Между тем он давно уже закончил рыть котлован и начал обсаживать берега и поливать саженцы. Закончив работу, он вытер о фартук руки и лег в постель — спать, пить и ждать.
Пока он спал, пил и ждал, а Луиза месила тесто и пекла ароматные пироги, вокруг озера рос виноград. Да так быстро, что соседи утверждали, будто видели, как на лозе вылуплялись маленькие виноградины, которые становились все больше и больше, пока не достигали размеров воздушного шара и в конце концов обессиленно лопались, изливая в котлован рубиново-красное вино. Сами-то деревенские в эти осенние дни голыми ногами давили свой скудный урожай, с трудом наполняя бочки, которые затем относили в подвал, а вот кузнец ног не пачкал.
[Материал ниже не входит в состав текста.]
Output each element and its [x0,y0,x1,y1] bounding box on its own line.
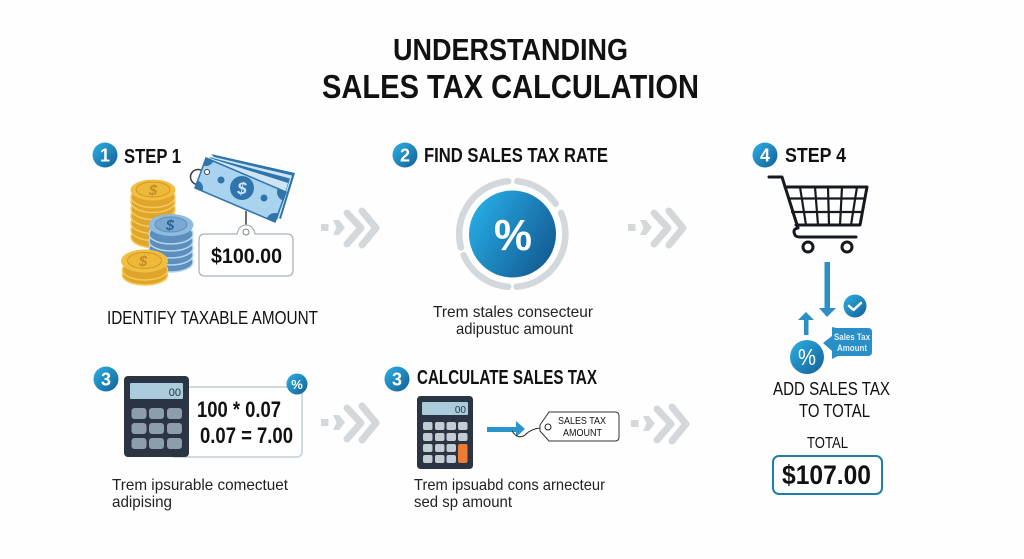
step 4 heading: STEP 4 [785,145,847,167]
arrow: calculate sales tax to step 4 [631,407,686,441]
icon: percent circle: % [798,344,816,370]
icon: coin stacks: $ [138,253,148,270]
icon: calculator [417,396,473,469]
icon: calculator: 00 [455,405,466,416]
step 2 badge: 2 [400,146,410,166]
icon: calculator: 00 [169,387,181,399]
title [322,32,699,105]
step 1 badge [92,142,118,168]
badge 3: 3 [392,370,402,390]
step 1 caption: IDENTIFY TAXABLE AMOUNT [107,308,318,328]
formula panel: 100 * 0.07 [197,397,281,422]
tag: sales tax amount: SALES TAX [558,415,606,427]
step 3 badge: 3 [101,370,111,390]
step 1 heading: STEP 1 [124,146,181,168]
callout: sales tax amount [823,327,872,359]
icon: shopping cart [769,177,867,252]
icon: coin stacks [121,180,194,285]
step 4 caption [773,379,890,421]
price tag [199,225,293,276]
formula panel [170,387,302,457]
arrow: to tag [487,421,525,437]
total value box: $107.00 [782,460,871,490]
step 4 badge [752,142,778,168]
step 3 badge [94,366,118,392]
step 1 badge: 1 [100,146,110,166]
step 2 caption: adipustuc amount [456,321,574,338]
callout: sales tax amount: Amount [837,343,867,353]
step 3 caption: Trem ipsurable comectuet [112,477,289,494]
step 3 caption: adipising [112,494,172,511]
icon: banknotes: $ [236,179,247,198]
caption [414,477,606,511]
arrow: down [819,262,836,317]
callout: sales tax amount: Sales Tax [834,332,870,342]
tag: sales tax amount: AMOUNT [563,427,602,439]
formula panel: 0.07 = 7.00 [200,423,293,448]
arrow: step 2 to step 4 [628,211,683,245]
step 3 caption [112,477,289,511]
icon: percent dial [459,181,565,287]
caption: Trem ipsuabd cons arnecteur [414,477,606,494]
step 2 heading: FIND SALES TAX RATE [424,145,608,167]
panel: calculate sales tax [384,366,619,511]
panel: step 3 calculation [94,366,308,511]
tag: sales tax amount [512,412,619,441]
arrow: up [798,312,814,335]
total label: TOTAL [807,435,848,452]
icon: coin stacks: $ [148,182,158,199]
icon: banknotes [190,154,295,224]
icon: percent circle [790,340,824,374]
panel: step 4 [752,142,890,494]
step 4 caption: ADD SALES TAX [773,379,890,399]
icon: percent badge: % [291,377,303,392]
icon: check badge [844,294,866,318]
icon: coin stacks: $ [165,217,175,234]
step 2 caption [433,304,594,338]
title: SALES TAX CALCULATION [322,68,699,105]
step 4 caption: TO TOTAL [799,401,870,421]
step 4 badge: 4 [760,146,770,166]
heading: CALCULATE SALES TAX [417,367,598,389]
icon: calculator [124,376,189,457]
panel: step 2 [392,142,608,338]
title: UNDERSTANDING [393,32,628,67]
badge 3 [384,366,410,392]
icon: percent badge [286,374,308,394]
caption: sed sp amount [414,494,513,511]
step 2 badge [392,142,418,168]
arrow: calculation to calculate sales tax [321,406,376,440]
panel: step 1 [92,142,318,328]
step 2 caption: Trem stales consecteur [433,304,594,321]
icon: percent dial: % [494,211,532,260]
price tag: $100.00 [211,245,282,268]
arrow: step 1 to step 2 [321,211,376,245]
Через год долина боли и печали до краев наполнилась красным вином. Чтобы совершенно опьянеть, достаточно было просто посидеть на задней террасе дома. Рассказывали, что в полнолуние кузнец заходит с Луизой в озеро, чтобы ее искупать; кожа Луизы мерцает в лунном свете восковой белизной, тогда как сам кузнец не снимает свой фартук даже на время купания. В такие ночи скотина в хлеву начинает разговаривать, куры вырастают до сверхъестественных размеров и досыта напиваются жирного коровьего молока.
Когда пришли за кузнецом, они нашли его и Луизу, которая была в белоснежном, накрахмаленном переднике, на задней террасе дома, где оба, не говоря ни слова, вдыхали тяжелую сладость озерного воздуха. Ну, вот они и пришли, сказал кузнец, не оборачиваясь, когда услышал шаги. Потом он вытащил из озера длинные шланги для питья и протянул им, а Луизу отослал на кухню за пирогами.
Когда Луиза вернулась на террасу, еле удерживая в руках пироги, они успели так отделать кузнеца, что она его не узнала. В правой руке он крепко сжимал серебряный колокольчик, поэтому забрать его было невозможно. Колокольчик звенел не переставая, пока они заворачивали его вместе с останками кузнеца в тяжелый кожаный фартук, и смолк, только когда туго перетянутые веревкой части тела кузнеца опустились на дно озера.
Сделав свое дело, мужчины потянулись к шлангам и пирогам, потом все разом схватили Луизу чуть пониже колена и держали до тех пор, пока она не упала в обморок, от которого уже не очнулась.